みんなを説得しましょう
もうちょっとで終わる…!(投稿作業が)
現実は、そううまくはいかないようだった。
「ドラゴンをこの街に!? 正気か、アマヤさんは殺されてるんだぞ!」
ゴールドバッチを持つものたちがユキヤにつめよる。
会議室に集められた街の人たちは、あまりに突飛なその発言に頭を痛めているようだった。
「憎しみは何も生まない。それに、そう決めたのはハルヤだ。……詳しくは、ハルヤが話すよ」
「ハルヤ?! ハルヤ、お前……!」
胸にゴールドバッチを煌かせる男は、皆の前に出たハルヤに掴みかからん勢いで叫ぶ。
「お前が……! そんな恩知らずなやつだとは思ってもいなかったよ! アマヤさんの一番近くにいたくせに……!」
す、とハルヤの前に、エンが立った。
「ハルヤをいじめるな」
「あ? 誰だ、お前」
男はエンを睨み付ける。
「僕はエン。ドラゴン族を追放されて、ハルヤとユキヤに助けられた。名前はエン、ハルヤに攻撃したら僕が許さない」
エンも負けじと睨み返しす。
しかし、数秒にらみ合った後、男は笑い出してしまった。
「お前がドラゴン? 笑わせるな、どっからどう見たってちいせぇガキだろ。ハルヤの友達か? でも見ねぇツラだな……」
しげしげと、誰の倅だ? なんてエンを見つめる男。
「それも今から話すよ。ドラゴン問題で、オレ以外に誰かドラゴンがなんで襲ってきたかつきとめた人はいる?」
大きな会議室に声がいきとどくよう、声を張るハルヤ。
ゴールドバッチの所持者のみが集められたため、そう人数はいない。魔法をつかうまでもないその場に集められた中では、誰もハルヤの言葉に反応する者はいなかった。

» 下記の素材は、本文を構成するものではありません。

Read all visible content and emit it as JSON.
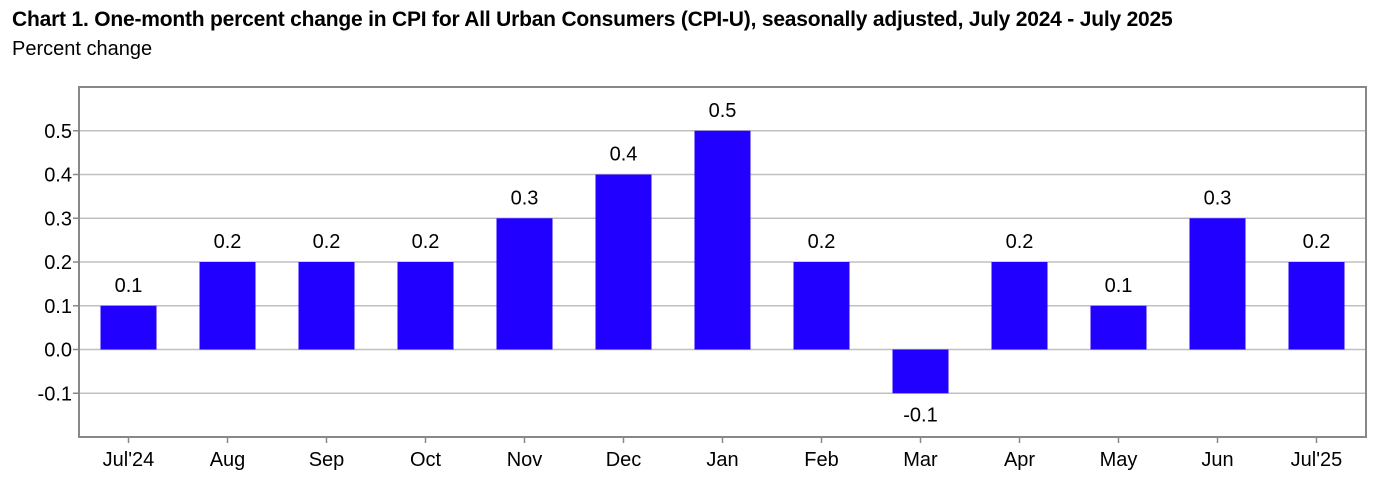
{
  "chart_data": {
    "type": "bar",
    "title": "Chart 1. One-month percent change in CPI for All Urban Consumers (CPI-U), seasonally adjusted, July 2024 - July 2025",
    "subtitle": "Percent change",
    "categories": [
      "Jul'24",
      "Aug",
      "Sep",
      "Oct",
      "Nov",
      "Dec",
      "Jan",
      "Feb",
      "Mar",
      "Apr",
      "May",
      "Jun",
      "Jul'25"
    ],
    "values": [
      0.1,
      0.2,
      0.2,
      0.2,
      0.3,
      0.4,
      0.5,
      0.2,
      -0.1,
      0.2,
      0.1,
      0.3,
      0.2
    ],
    "data_labels": [
      "0.1",
      "0.2",
      "0.2",
      "0.2",
      "0.3",
      "0.4",
      "0.5",
      "0.2",
      "-0.1",
      "0.2",
      "0.1",
      "0.3",
      "0.2"
    ],
    "yticks": [
      -0.1,
      0.0,
      0.1,
      0.2,
      0.3,
      0.4,
      0.5
    ],
    "ytick_labels": [
      "-0.1",
      "0.0",
      "0.1",
      "0.2",
      "0.3",
      "0.4",
      "0.5"
    ],
    "ylim": [
      -0.2,
      0.6
    ],
    "xlabel": "",
    "ylabel": "",
    "grid": true,
    "bar_color": "#2200ff",
    "grid_color": "#c0c0c0",
    "frame_color": "#888888"
  }
}
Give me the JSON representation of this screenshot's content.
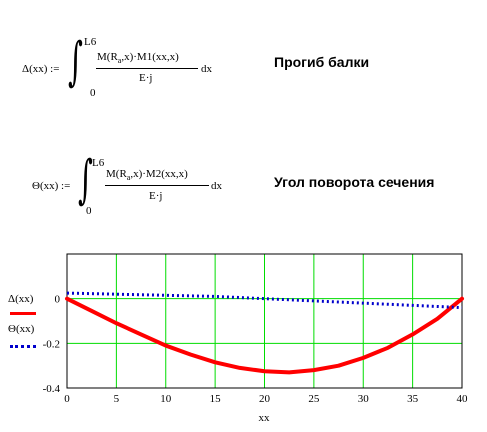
{
  "formula1": {
    "lhs": "Δ(xx) :=",
    "upper": "L6",
    "lower": "0",
    "numerator_a": "M(R",
    "numerator_sub": "a",
    "numerator_b": ",x)·M1(xx,x)",
    "denominator": "E·j",
    "dx": "dx",
    "caption": "Прогиб балки"
  },
  "formula2": {
    "lhs": "Θ(xx) :=",
    "upper": "L6",
    "lower": "0",
    "numerator_a": "M(R",
    "numerator_sub": "a",
    "numerator_b": ",x)·M2(xx,x)",
    "denominator": "E·j",
    "dx": "dx",
    "caption": "Угол поворота сечения"
  },
  "legend": {
    "series1": "Δ(xx)",
    "series2": "Θ(xx)"
  },
  "colors": {
    "series1": "#ff0000",
    "series2": "#0000cc",
    "grid": "#00dd00",
    "zero_line": "#00dd00"
  },
  "chart_data": {
    "type": "line",
    "xlabel": "xx",
    "ylabel": "",
    "xlim": [
      0,
      40
    ],
    "ylim": [
      -0.4,
      0.2
    ],
    "x_ticks": [
      0,
      5,
      10,
      15,
      20,
      25,
      30,
      35,
      40
    ],
    "y_ticks": [
      0,
      -0.2,
      -0.4
    ],
    "y_tick_labels": [
      "0",
      "-0.2",
      "-0.4"
    ],
    "grid": true,
    "series": [
      {
        "name": "Δ(xx)",
        "style": "solid",
        "x": [
          0,
          2.5,
          5,
          7.5,
          10,
          12.5,
          15,
          17.5,
          20,
          22.5,
          25,
          27.5,
          30,
          32.5,
          35,
          37.5,
          40
        ],
        "values": [
          0,
          -0.055,
          -0.11,
          -0.16,
          -0.21,
          -0.25,
          -0.285,
          -0.31,
          -0.325,
          -0.33,
          -0.32,
          -0.3,
          -0.265,
          -0.22,
          -0.16,
          -0.09,
          0
        ]
      },
      {
        "name": "Θ(xx)",
        "style": "dotted",
        "x": [
          0,
          5,
          10,
          15,
          20,
          25,
          30,
          35,
          40
        ],
        "values": [
          0.025,
          0.02,
          0.015,
          0.01,
          0.0,
          -0.01,
          -0.02,
          -0.03,
          -0.04
        ]
      }
    ]
  }
}
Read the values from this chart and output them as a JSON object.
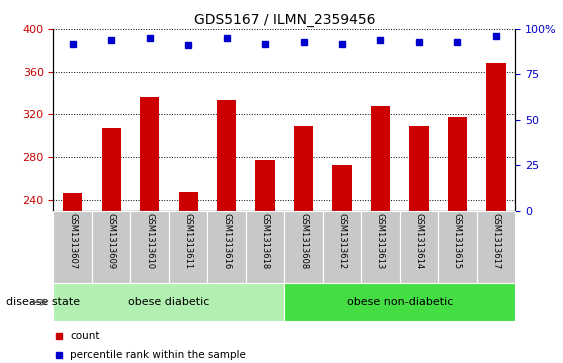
{
  "title": "GDS5167 / ILMN_2359456",
  "samples": [
    "GSM1313607",
    "GSM1313609",
    "GSM1313610",
    "GSM1313611",
    "GSM1313616",
    "GSM1313618",
    "GSM1313608",
    "GSM1313612",
    "GSM1313613",
    "GSM1313614",
    "GSM1313615",
    "GSM1313617"
  ],
  "counts": [
    246,
    307,
    336,
    247,
    334,
    277,
    309,
    273,
    328,
    309,
    318,
    368
  ],
  "percentile_ranks": [
    92,
    94,
    95,
    91,
    95,
    92,
    93,
    92,
    94,
    93,
    93,
    96
  ],
  "ylim_left": [
    230,
    400
  ],
  "ylim_right": [
    0,
    100
  ],
  "yticks_left": [
    240,
    280,
    320,
    360,
    400
  ],
  "yticks_right": [
    0,
    25,
    50,
    75,
    100
  ],
  "groups": [
    {
      "label": "obese diabetic",
      "start": 0,
      "end": 6,
      "color": "#b2f0b2"
    },
    {
      "label": "obese non-diabetic",
      "start": 6,
      "end": 12,
      "color": "#44dd44"
    }
  ],
  "bar_color": "#CC0000",
  "dot_color": "#0000CC",
  "bg_color": "#C8C8C8",
  "disease_state_label": "disease state",
  "title_fontsize": 10,
  "tick_fontsize": 8,
  "sample_fontsize": 6,
  "legend_fontsize": 7.5
}
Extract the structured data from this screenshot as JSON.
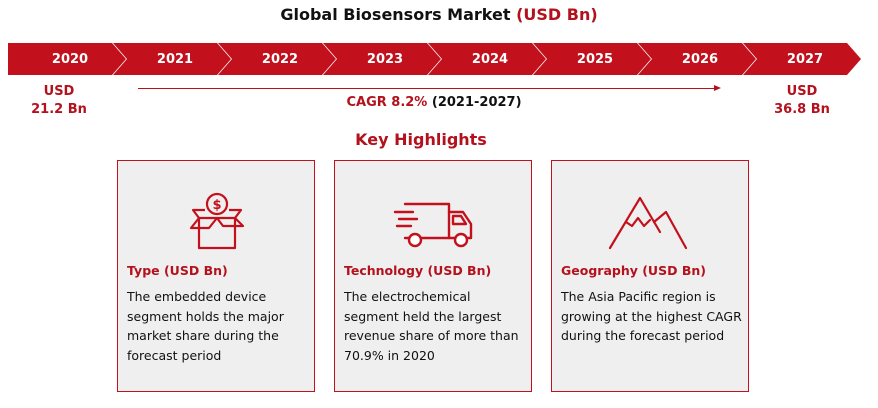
{
  "header": {
    "title_main": "Global Biosensors Market",
    "title_unit": "(USD Bn)"
  },
  "timeline": {
    "years": [
      "2020",
      "2021",
      "2022",
      "2023",
      "2024",
      "2025",
      "2026",
      "2027"
    ],
    "start_value": {
      "currency": "USD",
      "amount": "21.2 Bn"
    },
    "end_value": {
      "currency": "USD",
      "amount": "36.8 Bn"
    },
    "cagr_label": "CAGR 8.2%",
    "cagr_period": "(2021-2027)"
  },
  "highlights": {
    "title": "Key Highlights",
    "cards": [
      {
        "icon": "money-box-icon",
        "title": "Type (USD Bn)",
        "body": "The embedded device segment holds the major market share during the forecast period"
      },
      {
        "icon": "delivery-truck-icon",
        "title": "Technology (USD Bn)",
        "body": "The electrochemical segment held the largest revenue share of more than 70.9% in 2020"
      },
      {
        "icon": "mountain-icon",
        "title": "Geography (USD Bn)",
        "body": "The Asia Pacific region is growing at the highest CAGR during the forecast period"
      }
    ]
  },
  "colors": {
    "accent": "#c2101c",
    "card_bg": "#f0efef"
  }
}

「じゃあ、最初から話すね。オレは、クラおじさんに追い出されてから一人でドラゴンについて調べ始めたんだ……」
数日間、自分が何をしていたか語ると、何度かどよめきが起こったものの、誰一人反論することもなくハルヤの話は終わる。
「何か、質問のある人はいる?」
誰も名乗りをあげるものはいない。
皆、狐に包まれたような顔をしている。
「……ハルヤが、アマヤさんの後継者でいいんじゃねぇの」
先ほどハルヤを怒鳴りつけた男が言う。
「確かに……」
「私らが何もできなかった時、ハルヤくんは危険な目にあってたんだもんね……」
ざわざわと同意の声が上がった。
「じゃあ、ハルヤにプラチナバッチやってもいいよな」
実は先ほどの男、バッチの管理を務める職についている。
アマヤが死んでからというものの、プラチナバッチを誰に与えるかで頭を悩ませていたのだ。
少々の反対意見も出たが、ハルヤ以上にプラチナバッチにふさわしい者がいないということで、ハルヤはなんと最年少でプラチナバッチを手にすることとなった。
「で、このドラゴンのガキ……エンっていうのか? こいつはアマヤさんの意志なんだろ、なら受け入れないわけにはいかねぇよな」
狂信的なアマヤの信者だった男は、ハルヤの話を聞き態度を一変させた。エンを睨み続けていたくせに、いきなり受け入れざるを得ないとまで言い出したのである。
それは、他の魔法使いたちも大差はなかった。
なんて変わり身の早さだ、とユキヤは苦笑いだったが、ハルヤがあまりにも嬉しそうに笑うので、水は差さないことにしたようである。
そしてこの話は、ゴールドバッチを持った魔法使いたちによって町中に広まった。
めんどくさいならやるなよって思うじゃん?私もそう思う。でもさ?やっぱさ?せっかく必死こいて書いたから、もしかしたら誰かに見られる環境に置いておきたいじゃん?USBのこやしになるなんて悲しすぎるわ!!